For, now, that word, the word which Humphrey had caught was "Sangdieu," and Sangdieu was the principal exclamation ever on La Truaumont's lips.
Being no eavesdropper, as has been said, Humphrey decided that this was no discourse for him to be passing his night in listening to. It concerned him not that the worthy captain should be sitting up towards the small hours discussing De Beaurepaire and his doings with some strange woman who, for aught he, Humphrey, knew, was an accessory to the flight of the Duchess towards her family in Italy. A woman who, he reflected, might have come from Italy by order of the Duchess to escort her across the Alps and to assist her in scaling the rugged pass of the St. Bernard as easily as might be: perhaps a gouvernante who would take all trouble into her own hands and see her charge safely delivered into those of her relations.
"Yes, doubtless that is so," Humphrey said, as he lay back on his pillow and prepared to continue his night's rest. "Doubtless. And to-morrow I shall know all. Likewise, by daylight, I will discover how it is those voices penetrate so easily into this room."
He turned, therefore, over on his side again and once more prepared to continue his night's rest, when, almost ere he had closed his eyes in that vain hope, he plainly heard the word "Louise" uttered, followed by the sibilant "Hsh" from the woman, this being followed in its turn by the words, "The man you admire may rise even higher yet than the proud position of a De Beaurepaire."
A moment later he heard La Truaumont exclaim clearly and distinctly, "He may become a king."

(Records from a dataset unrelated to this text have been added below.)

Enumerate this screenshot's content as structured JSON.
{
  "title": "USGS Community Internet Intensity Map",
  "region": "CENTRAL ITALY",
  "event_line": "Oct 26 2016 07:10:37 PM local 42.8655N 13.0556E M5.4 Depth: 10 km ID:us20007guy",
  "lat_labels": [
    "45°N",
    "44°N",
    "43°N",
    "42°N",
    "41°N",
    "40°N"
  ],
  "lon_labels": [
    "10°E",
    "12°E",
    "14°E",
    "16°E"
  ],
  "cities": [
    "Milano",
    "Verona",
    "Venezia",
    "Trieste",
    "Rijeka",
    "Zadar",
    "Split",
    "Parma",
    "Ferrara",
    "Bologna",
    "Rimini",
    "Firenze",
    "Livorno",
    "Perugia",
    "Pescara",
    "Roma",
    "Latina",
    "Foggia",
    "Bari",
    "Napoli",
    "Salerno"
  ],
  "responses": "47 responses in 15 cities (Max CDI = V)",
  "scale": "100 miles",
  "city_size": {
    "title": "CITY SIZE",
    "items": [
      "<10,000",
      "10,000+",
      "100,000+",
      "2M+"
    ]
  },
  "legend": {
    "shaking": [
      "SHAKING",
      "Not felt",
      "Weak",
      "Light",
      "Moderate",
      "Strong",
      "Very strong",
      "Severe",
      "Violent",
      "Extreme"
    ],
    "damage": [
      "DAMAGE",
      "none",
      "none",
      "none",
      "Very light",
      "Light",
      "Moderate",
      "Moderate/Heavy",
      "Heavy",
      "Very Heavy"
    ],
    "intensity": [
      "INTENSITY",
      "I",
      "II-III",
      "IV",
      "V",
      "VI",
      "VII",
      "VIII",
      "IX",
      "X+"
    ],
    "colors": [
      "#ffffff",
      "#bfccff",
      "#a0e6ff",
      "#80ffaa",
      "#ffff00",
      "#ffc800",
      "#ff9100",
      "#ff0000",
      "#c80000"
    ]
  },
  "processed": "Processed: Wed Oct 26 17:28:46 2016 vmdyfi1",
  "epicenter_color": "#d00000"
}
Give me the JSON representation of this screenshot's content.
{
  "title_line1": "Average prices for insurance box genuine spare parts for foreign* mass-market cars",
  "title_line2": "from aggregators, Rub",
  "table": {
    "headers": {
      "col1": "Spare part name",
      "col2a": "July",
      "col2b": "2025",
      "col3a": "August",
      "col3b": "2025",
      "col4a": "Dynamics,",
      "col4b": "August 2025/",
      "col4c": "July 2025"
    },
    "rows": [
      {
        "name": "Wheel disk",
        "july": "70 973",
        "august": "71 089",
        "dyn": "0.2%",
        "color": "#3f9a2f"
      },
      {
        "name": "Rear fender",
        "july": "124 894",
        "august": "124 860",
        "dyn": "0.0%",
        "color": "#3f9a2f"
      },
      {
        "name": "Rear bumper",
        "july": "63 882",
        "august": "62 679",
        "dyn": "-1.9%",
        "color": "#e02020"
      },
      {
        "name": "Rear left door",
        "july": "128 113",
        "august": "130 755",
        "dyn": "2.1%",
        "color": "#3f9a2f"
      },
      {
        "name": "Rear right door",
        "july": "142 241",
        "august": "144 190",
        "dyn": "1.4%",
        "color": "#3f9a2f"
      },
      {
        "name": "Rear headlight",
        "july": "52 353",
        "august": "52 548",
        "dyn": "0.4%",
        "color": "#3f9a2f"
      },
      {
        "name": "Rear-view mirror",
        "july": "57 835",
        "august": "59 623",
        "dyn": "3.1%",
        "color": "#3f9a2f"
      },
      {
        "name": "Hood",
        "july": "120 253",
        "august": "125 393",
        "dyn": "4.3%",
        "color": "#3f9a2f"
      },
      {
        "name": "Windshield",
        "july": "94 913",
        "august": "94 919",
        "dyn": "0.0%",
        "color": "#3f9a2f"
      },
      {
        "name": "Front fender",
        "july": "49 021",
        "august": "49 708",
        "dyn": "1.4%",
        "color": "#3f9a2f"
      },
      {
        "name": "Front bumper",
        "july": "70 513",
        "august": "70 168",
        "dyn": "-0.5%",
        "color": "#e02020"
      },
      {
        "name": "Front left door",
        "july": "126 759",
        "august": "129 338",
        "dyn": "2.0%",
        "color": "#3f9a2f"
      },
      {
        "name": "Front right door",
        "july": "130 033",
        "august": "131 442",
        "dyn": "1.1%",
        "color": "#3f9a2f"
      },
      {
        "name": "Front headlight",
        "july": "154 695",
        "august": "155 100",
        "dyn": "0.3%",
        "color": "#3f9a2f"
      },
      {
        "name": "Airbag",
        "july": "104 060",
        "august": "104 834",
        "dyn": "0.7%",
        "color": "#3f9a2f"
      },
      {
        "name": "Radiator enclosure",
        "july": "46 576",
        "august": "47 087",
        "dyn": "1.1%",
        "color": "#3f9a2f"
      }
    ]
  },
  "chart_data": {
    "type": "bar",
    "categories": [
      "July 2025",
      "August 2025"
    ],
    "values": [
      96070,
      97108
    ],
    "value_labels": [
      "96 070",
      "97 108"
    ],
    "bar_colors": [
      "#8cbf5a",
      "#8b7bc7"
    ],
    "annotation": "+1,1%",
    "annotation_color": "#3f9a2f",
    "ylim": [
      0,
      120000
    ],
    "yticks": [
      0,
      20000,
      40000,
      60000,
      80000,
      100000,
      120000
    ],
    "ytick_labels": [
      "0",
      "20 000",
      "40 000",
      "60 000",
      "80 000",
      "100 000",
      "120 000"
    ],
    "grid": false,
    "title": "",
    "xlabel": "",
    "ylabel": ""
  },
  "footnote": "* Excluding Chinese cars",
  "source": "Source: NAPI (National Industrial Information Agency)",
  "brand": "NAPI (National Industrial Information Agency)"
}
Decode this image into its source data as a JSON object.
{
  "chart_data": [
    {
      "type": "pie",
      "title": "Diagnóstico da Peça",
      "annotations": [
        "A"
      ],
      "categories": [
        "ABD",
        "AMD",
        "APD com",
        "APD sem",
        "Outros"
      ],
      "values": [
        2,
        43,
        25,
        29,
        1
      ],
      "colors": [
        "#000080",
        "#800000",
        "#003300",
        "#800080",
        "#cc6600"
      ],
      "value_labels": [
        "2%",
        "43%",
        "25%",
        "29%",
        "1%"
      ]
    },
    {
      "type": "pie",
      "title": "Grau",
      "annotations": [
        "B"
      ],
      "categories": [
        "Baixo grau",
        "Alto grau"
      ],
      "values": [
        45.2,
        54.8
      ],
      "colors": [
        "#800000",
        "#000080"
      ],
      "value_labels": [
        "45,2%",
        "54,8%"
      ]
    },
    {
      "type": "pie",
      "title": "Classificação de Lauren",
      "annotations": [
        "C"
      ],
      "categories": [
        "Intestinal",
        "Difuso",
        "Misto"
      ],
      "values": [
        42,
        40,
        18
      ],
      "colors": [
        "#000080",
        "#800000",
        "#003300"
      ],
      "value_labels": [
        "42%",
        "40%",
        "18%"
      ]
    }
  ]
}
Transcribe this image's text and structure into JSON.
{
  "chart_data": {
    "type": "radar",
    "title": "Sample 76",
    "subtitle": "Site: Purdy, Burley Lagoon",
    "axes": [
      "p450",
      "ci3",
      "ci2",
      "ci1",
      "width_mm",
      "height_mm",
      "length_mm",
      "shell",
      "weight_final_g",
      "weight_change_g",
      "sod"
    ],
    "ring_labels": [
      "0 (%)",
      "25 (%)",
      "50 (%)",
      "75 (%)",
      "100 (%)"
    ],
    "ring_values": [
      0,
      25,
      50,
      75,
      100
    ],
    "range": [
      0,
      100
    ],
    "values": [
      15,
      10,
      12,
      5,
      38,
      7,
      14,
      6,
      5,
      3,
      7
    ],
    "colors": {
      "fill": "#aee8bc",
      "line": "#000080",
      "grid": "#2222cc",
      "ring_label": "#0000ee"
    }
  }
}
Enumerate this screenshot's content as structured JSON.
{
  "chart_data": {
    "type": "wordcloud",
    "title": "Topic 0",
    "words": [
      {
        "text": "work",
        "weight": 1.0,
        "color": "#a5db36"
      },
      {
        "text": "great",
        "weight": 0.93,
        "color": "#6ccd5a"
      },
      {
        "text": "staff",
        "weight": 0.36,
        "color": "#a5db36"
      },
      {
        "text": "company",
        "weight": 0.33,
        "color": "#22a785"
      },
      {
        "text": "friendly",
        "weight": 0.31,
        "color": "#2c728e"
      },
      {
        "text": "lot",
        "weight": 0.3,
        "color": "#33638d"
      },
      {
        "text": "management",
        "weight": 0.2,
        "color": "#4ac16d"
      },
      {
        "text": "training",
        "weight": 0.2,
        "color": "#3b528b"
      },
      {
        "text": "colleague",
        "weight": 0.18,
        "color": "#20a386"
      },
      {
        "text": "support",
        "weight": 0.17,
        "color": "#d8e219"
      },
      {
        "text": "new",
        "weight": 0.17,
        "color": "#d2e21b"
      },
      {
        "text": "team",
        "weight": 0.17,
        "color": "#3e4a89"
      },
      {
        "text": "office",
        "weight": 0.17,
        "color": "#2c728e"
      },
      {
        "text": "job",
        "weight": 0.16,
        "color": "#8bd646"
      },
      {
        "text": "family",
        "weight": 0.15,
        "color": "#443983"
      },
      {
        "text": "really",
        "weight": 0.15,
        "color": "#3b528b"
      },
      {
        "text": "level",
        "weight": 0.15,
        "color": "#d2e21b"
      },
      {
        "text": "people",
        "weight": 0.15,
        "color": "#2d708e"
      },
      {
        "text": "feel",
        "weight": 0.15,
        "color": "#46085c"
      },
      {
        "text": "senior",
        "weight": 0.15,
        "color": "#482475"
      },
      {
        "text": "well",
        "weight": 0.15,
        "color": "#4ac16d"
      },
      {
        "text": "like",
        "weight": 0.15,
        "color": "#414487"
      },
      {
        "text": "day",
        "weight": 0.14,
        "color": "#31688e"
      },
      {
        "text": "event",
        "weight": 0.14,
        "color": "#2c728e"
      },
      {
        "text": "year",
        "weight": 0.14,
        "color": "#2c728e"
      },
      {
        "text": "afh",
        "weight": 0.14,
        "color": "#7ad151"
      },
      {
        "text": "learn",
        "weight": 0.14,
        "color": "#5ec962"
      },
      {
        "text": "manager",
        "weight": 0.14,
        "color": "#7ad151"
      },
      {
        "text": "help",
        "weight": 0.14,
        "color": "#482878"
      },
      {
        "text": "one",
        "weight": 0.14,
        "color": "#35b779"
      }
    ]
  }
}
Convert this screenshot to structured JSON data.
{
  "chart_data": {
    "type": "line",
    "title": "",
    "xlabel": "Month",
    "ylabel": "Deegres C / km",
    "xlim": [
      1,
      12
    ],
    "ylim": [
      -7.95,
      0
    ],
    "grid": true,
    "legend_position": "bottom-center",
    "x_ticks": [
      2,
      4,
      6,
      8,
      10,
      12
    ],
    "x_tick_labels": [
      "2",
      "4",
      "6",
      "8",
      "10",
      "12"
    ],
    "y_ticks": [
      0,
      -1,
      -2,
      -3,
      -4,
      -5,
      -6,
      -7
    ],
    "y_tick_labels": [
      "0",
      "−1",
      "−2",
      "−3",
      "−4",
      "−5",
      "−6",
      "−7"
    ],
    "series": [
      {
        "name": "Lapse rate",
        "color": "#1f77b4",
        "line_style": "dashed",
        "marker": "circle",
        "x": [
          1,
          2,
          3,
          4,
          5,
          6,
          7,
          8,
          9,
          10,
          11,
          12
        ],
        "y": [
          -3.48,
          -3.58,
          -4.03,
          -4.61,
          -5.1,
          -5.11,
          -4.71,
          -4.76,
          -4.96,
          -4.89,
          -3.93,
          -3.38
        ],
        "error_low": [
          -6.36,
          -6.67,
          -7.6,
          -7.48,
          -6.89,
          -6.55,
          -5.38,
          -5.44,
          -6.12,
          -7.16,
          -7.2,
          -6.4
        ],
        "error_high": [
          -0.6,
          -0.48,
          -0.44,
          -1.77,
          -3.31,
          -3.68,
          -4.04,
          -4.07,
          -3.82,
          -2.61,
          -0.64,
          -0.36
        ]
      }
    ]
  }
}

Listening eagerly now--for this was indeed strange matter to stumble on in the dead of the night, he next heard the low clear voice of the woman in that room exclaim:--
"A king! A king of France! Oh! it is impossible."
After which there was silence for some moments; a silence followed by other words uttered so low that Humphrey could not hear them, they being shortly followed by the sound of a door opened softly and shut equally softly an instant later, and then by the stealthy, cautious step of a man passing along the passage. The step of, as Humphrey understood very well, La Truaumont going to his room at the farther end of that passage.
That Humphrey West should find sleep again after overhearing this conversation was scarcely probable. In listening to it, in being forced to listen to that conversation when once awakened by it, he had indeed become possessed of strange knowledge.
He had become possessed, firstly, of the knowledge that some other woman than the Duchess admired De Beaurepaire, namely, the woman who had been in that next room but a short time before, and not the one who was in the next room on the other side; not the woman whom the Prince had seen safely through the gates of Paris when escaping from her cruel husband's house.